One principle used by GE Additive is safety: the Series 3 system ensures no operator is exposed to powder or materials at any point in the process, up to the removal of the parts from the depowdering station.
How is this accomplished?
Along with the usual atmospheric seals on the build chamber to avoid contamination, the build box itself is sealed — including its inert gases — after it emerges from the 3D printer and travels to post processing stations. No powder is exposed.
In addition, the powder and binder handling on the Series 3 is quite unique. Instead of filling up the hoppers on the 3D printer, these materials are distributed from secondary materials handling units via plumbing!
There is a Powder MHS and a Liquid MHS, with the liquid version handling both binder and cleaning fluid. The cleaning fluid is used to ensure the nozzles don’t gum up with repeated use of the binder. The Liquid MHS also takes up returned waste liquid (mostly cleaner contaminated with binder) for safe disposal.
The most amazing thing to me on the Series 3 was the Powder MHS. This is a central unit to which the operator rolls up drums of powder from the manufacturer. The Powder MHS then safely slurps up all the powder from the drum and maintains a central repository of powder for Series 3 machines in the factory.
How does the powder get to the machines? There are literally hoses from the Powder MHS to each Series 3, and a hefty air pump blows inert gas the flow the powder quite some distance to the printers. The powder flow was described (and seen by me) like a “sandstorm in a pipe”. GE Additive representatives said they could move around 25kg of powder per minute, which is enough to “fuel” a Series 3 printer for at least 14 hours of continuous use.
Apologies for the lack of proper images to show how this amazing system works, but again I was not permitted to take any by GE Additive. However, in the top image you can just barely make out some of the plumbing between the machine components above the equipment.
Series 3 Scaling
The Series 3 system is designed from the ground up to be scaled to very large implementations. Here’s how it works:
Centralized MHS systems can attach to multiple printers. Theoretically, a Powder MHS can supply over a dozen printers — continuously, if jobs are set up to stagger the workload across time.

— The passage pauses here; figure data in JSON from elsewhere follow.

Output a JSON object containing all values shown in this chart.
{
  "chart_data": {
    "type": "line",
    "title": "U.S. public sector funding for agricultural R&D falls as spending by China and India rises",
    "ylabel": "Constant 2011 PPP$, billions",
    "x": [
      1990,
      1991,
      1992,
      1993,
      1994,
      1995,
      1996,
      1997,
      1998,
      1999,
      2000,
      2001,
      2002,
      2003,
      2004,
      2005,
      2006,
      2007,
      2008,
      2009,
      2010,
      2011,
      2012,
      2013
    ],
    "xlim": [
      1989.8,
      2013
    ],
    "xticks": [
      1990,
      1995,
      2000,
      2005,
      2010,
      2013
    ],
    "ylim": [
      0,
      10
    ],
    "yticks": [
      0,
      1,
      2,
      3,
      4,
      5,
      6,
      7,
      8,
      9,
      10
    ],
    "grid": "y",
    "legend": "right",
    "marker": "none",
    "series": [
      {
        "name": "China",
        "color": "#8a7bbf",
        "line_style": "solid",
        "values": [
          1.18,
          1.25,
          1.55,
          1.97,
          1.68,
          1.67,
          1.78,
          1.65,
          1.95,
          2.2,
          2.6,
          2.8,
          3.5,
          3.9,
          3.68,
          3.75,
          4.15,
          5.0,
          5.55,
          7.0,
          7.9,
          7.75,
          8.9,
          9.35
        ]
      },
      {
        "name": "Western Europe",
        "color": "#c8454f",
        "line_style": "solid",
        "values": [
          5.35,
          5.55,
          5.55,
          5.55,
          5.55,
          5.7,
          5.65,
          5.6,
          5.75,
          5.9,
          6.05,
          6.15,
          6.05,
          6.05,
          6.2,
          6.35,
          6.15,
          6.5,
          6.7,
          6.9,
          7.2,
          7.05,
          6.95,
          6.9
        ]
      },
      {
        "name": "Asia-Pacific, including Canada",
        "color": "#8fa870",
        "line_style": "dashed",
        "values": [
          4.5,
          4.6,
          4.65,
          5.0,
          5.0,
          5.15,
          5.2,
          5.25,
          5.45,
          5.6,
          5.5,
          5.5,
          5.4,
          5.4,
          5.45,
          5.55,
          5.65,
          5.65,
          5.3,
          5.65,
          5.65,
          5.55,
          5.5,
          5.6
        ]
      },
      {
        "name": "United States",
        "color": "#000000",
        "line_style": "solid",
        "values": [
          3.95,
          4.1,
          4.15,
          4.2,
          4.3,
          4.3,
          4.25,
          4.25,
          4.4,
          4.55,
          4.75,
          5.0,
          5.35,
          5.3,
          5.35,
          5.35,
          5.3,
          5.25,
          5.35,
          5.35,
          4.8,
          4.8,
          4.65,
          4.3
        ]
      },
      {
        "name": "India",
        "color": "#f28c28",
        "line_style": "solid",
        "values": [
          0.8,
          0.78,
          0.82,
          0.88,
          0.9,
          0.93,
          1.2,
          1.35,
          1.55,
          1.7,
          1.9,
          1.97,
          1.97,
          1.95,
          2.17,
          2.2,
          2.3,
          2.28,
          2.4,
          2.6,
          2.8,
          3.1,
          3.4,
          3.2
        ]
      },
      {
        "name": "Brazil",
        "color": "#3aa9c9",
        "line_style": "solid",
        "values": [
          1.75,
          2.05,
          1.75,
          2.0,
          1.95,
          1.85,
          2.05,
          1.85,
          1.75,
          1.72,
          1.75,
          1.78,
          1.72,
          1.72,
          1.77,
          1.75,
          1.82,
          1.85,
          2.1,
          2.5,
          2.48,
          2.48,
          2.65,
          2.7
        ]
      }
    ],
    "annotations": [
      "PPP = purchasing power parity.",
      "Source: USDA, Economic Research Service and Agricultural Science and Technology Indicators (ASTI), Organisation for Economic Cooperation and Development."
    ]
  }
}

GE Additive explained the entire print process is automated, except for the depowdering step. This means very little labor is required to produce vast quantities of parts.
Regarding the depowdering, GE Additive explained that it is a horrendously complex problem, and they are still working on a solution. It’s complex because of many factors, including unknown part geometry, requirement for robotics, tracking of individual parts from a build box (you may have more than one customer’s parts in a job) and the fact that each company using the Series 3 likely has a different way to post process parts.
The Series 3 build volume is 500 x 500 x 500 mm, and, as with any powder system, can be used in 3D: objects can be stack on each other within the build volume. This means you can Tetris in as many parts as will fit and get them all done within a single job.
GE Additive suggested they’ve done tests with as many as a thousand parts in a single job. Now imagine a dozen printers doing that from one central MHS. Now imagine multiple clusters of them. I think you get the idea: this concept is incredibly scalable.
Series 3D Prospects
After seeing the Series 3 working and examining some of the parts produced on the system, there is little doubt that this system could be a massive success in industry environments.
I intend on posting a followup story with the implications of this important announcement later this week.